The October 28th E-Cat test is over now. This was an event that people interested in Andrea Rossi’s cold fusion technology have been looking forward to for almost a year now, and for many observers it does not seem to have lived up to expectations.
In the build up to this event, Rossi had said a number of things would happen, some of which did not transpire. There was no live streaming of the test on Youtube; Rossi did not reveal his theory of what was happening inside the energy catalyzer; the name of the Customer was not made public — in fact this really did not turn out to be a public event at all.
If people were hoping that today would be the day when the world would be shown irrefutable proof of cold fusion in action they were disappointed. The event was essentially a private test of Rossi’s plant by agents of the unnamed American Customer where invited guests and selected journalists were able to get a brief look of the plant in action.

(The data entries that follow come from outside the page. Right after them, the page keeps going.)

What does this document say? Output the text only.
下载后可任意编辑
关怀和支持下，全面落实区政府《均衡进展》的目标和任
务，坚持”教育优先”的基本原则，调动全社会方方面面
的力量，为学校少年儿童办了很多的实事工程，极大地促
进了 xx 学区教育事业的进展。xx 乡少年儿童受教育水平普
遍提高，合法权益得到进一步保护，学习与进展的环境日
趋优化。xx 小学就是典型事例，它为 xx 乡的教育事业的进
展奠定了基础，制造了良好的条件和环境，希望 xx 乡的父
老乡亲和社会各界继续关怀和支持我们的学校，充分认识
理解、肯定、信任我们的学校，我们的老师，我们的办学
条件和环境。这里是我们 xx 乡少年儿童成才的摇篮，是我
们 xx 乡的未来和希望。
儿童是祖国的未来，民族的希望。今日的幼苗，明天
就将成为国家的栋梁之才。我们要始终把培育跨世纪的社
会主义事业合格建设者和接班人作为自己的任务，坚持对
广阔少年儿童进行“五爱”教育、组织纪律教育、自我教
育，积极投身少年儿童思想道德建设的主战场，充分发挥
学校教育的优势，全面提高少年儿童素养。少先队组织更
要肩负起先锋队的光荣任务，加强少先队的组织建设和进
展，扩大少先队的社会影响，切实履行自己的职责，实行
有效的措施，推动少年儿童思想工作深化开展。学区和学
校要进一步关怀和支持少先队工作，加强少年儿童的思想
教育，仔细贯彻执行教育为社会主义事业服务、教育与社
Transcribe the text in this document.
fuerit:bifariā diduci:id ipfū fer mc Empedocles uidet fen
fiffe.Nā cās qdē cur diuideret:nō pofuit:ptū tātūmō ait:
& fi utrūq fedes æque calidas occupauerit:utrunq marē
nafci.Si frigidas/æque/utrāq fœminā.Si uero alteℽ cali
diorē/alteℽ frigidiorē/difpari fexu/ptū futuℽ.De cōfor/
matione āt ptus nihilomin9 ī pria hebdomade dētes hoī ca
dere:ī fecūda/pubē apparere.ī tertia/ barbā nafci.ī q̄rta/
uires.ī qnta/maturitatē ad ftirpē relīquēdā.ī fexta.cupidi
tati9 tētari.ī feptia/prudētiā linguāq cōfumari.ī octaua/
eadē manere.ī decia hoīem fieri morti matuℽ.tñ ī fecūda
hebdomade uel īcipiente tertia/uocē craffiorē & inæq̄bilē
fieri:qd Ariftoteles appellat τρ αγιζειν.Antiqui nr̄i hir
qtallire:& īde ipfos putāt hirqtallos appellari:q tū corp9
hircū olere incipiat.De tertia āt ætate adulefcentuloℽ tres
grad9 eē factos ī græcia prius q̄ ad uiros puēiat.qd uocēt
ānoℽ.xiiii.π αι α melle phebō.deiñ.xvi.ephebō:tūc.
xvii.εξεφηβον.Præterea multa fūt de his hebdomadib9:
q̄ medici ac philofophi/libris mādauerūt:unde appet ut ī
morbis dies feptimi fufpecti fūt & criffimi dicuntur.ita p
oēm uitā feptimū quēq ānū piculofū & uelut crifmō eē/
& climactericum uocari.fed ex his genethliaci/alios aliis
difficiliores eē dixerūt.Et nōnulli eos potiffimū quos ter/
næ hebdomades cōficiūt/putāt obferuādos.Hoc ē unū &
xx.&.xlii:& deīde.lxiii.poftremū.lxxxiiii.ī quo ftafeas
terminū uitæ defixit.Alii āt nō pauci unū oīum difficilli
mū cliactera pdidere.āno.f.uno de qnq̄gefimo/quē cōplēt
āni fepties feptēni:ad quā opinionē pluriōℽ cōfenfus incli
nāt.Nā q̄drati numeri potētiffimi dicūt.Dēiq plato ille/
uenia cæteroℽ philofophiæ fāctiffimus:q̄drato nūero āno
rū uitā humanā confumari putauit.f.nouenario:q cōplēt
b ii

So what really did the test achieve? From Andrea Rossi’s point of view, a great deal. The testing done by the Customer’s agent, Domenico Fioravanti, was satisfactory enough for them to purchase the plant from Rossi, and take possession of it. This sale will provide Rossi with much-needed funds, and among other things allow him to contract a two-year research and development program with the University of Bologna, and begin negotiating with the University of Uppsala for a similar R&D program there. The fact that two major universities whose professors attended yesterday’s and other tests are willing to participate in research programs involving the E-Cat speaks volumes.
Also, yesterday’s test DID demonstrate (again) the validity of the E-Cat technology in what seems to me a compelling way. According to NyTeknik, the customer’s priority was to see the plant running in self-sustain mode (meaning the external heat to the reactor was switched off). Mats Lewan reported that “according to the customer’s controller, Domenico Fioravanti, the plant released 2,635 kWh during five and a half hours of self sustained mode, which is equivalent to an average power of 479 kilowatts.”
Another thing that the event demonstrated was the dedication of Andrea Rossi. He had made a commitment to launch this huge plant in October and he did it. Some people who had been convinced that he was some kind of fraudster had been predicting he would delay indefinitely so he could perpetuate his scam, but there was no such thing. The launch on schedule should certainly help his credibility when it comes to future business dealings.
We’re still waiting for more reporting from the test; the most well known media representative in the room was Peter Svennson of the Associated Press, and apparently it is going to take him a few days to prepare his report of the day’s proceedings. There was an hour long Q & A session which PESN has said they will be posting before too long.
And one more thing. From Rossi’s point of view there’s another major benefit that comes from completing his test — he gets to take a day off. His most recent blog posting says not to expect any comments from him today because he’s off to play tennis.